J.A.R (Jason Andrew Relva) ~ Green Day

„Pfirsich"

„Tolles Stichwort, Frances. Im Ernst, es sieht mir eher aus wie...Orange"

Ich konnte da keinen Pfirsich entdecken. Der Himmel färbte sich erst zart rosa und schließlich knallig orange, die Sonne ging auf. Die Bäume um uns herum wurden in das sanfte Licht getaucht und warfen leichte Schatten auf die Lichtung. Ja, ich war dem blonden Monster hinterher gelaufen, hatte mich neben sie auf die Motorhaube gesetzt, mit ihr in die Sterne geguckt und über Gott und die Welt geredet. Lästereien über zurückgebliebene Freunde, der erste Schwarm aus der siebten Klasse und eine Diskussion, inwiefern sich ein Haarfarbenwechsel auf die allgemeine Lebenszufriedenheit auswirkt, hielten mich beinahe die ganze Nacht wach.
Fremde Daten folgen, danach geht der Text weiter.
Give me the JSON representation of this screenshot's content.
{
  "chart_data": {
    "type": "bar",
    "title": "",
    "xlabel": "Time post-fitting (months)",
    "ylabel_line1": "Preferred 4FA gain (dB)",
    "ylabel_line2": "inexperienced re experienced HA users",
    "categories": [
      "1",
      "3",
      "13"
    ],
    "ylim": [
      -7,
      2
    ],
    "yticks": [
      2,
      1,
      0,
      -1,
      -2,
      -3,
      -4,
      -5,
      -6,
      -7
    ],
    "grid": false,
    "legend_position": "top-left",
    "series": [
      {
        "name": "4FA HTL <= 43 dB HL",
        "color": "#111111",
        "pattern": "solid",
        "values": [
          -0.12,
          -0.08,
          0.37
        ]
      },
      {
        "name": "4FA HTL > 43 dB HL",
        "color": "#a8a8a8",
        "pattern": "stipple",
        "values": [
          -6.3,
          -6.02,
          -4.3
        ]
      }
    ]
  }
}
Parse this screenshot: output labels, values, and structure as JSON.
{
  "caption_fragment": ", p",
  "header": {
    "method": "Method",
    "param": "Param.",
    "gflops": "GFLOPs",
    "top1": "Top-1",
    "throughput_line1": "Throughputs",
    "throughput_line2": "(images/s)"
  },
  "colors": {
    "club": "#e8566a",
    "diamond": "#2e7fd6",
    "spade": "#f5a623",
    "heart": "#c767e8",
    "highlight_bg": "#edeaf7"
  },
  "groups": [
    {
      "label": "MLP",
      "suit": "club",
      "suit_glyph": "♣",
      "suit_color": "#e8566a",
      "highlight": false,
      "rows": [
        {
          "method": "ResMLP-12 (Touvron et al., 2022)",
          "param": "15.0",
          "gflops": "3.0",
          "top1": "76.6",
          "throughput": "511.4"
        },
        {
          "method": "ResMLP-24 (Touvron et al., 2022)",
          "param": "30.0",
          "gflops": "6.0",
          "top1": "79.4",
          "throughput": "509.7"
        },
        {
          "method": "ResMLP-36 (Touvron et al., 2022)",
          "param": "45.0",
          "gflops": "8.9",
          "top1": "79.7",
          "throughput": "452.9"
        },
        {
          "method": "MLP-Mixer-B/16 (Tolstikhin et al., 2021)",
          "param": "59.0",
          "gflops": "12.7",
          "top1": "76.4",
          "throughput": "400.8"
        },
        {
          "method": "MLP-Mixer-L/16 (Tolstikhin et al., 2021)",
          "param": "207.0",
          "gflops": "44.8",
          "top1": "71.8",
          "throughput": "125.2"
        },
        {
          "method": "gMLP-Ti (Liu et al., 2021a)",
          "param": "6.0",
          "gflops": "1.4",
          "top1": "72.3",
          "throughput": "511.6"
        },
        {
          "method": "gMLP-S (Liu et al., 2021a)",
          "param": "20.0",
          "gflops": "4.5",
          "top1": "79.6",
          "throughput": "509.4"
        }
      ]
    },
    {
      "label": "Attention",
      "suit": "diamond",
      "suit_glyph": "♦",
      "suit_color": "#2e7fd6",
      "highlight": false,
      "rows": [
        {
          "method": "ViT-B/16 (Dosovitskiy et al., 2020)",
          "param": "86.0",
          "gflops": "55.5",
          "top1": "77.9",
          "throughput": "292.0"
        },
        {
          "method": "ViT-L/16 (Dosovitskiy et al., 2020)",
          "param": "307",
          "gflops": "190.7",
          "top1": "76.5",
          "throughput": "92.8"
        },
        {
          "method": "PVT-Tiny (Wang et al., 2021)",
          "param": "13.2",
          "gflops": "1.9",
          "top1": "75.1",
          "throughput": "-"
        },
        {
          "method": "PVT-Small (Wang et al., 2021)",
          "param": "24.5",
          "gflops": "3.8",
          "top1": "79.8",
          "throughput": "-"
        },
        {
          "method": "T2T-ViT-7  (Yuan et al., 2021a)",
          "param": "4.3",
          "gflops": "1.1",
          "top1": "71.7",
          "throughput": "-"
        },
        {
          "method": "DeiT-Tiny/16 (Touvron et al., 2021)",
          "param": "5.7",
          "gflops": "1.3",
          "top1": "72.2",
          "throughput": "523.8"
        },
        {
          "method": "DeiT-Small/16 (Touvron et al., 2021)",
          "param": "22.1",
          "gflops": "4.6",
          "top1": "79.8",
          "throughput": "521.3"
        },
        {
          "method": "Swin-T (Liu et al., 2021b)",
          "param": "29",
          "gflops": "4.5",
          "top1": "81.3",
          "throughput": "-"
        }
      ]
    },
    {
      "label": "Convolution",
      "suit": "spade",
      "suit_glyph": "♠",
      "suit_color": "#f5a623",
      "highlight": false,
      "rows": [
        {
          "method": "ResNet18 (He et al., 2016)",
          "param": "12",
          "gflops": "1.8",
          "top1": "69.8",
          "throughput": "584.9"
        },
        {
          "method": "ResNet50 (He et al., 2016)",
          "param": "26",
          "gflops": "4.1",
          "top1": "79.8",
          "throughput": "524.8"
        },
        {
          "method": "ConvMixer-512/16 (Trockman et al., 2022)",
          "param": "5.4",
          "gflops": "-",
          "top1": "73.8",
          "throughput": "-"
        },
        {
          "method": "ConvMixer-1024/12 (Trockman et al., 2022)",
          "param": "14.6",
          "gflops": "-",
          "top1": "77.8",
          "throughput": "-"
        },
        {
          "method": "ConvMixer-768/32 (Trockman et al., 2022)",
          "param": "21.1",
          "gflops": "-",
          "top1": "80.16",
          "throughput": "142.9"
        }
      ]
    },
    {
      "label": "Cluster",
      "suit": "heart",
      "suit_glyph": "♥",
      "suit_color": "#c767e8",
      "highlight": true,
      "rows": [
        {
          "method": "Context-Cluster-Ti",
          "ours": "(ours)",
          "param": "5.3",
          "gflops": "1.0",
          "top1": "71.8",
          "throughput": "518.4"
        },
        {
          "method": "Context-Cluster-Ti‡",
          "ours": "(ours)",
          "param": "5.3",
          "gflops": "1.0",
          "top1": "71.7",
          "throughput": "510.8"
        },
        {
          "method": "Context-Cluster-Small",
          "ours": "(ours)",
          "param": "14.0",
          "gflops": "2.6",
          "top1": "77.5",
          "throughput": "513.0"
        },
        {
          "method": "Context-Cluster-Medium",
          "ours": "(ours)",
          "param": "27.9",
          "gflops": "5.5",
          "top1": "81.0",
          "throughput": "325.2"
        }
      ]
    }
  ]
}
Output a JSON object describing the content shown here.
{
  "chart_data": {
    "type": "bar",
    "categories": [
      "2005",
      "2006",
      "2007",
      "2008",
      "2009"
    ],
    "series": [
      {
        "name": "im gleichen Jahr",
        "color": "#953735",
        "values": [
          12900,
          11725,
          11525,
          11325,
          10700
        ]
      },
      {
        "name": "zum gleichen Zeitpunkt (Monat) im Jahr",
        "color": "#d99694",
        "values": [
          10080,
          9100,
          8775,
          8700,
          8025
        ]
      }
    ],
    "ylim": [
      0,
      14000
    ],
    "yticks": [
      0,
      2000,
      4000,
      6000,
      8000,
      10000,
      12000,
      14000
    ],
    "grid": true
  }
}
Los Nummer Vier war erledigt - unnötig zu sagen, dass ich jetzt schon Angst vor dem nächsten hatte.

„Nein, nein. Nicht der blöde Sonnenaufgang. Deine Haare. Du. Du riechst nach Pfirsichen. Und Wassermelonen."

Ich kletterte auf meine Knie und warf einen besorgten Blick in Richtung Autodach, auf welchem sich meine beste Freundin niedergelassen hatte und genüsslich an einem Glimmstängel zog. Es war morgen. Früh am Morgen. Mein Handy spuckte noch die Zahlen 06:34 AM aus, ehe es mit einem nervigen Piepen herunterfuhr. Der Akku war leer und wir saßen mitten in der Pampa, war das nicht total klassisch? Ich würde anfangen Beifall zu klatschen, wenn unser Wagen jetzt auch noch auf mysteriöse Weise an Treibstoff verlor.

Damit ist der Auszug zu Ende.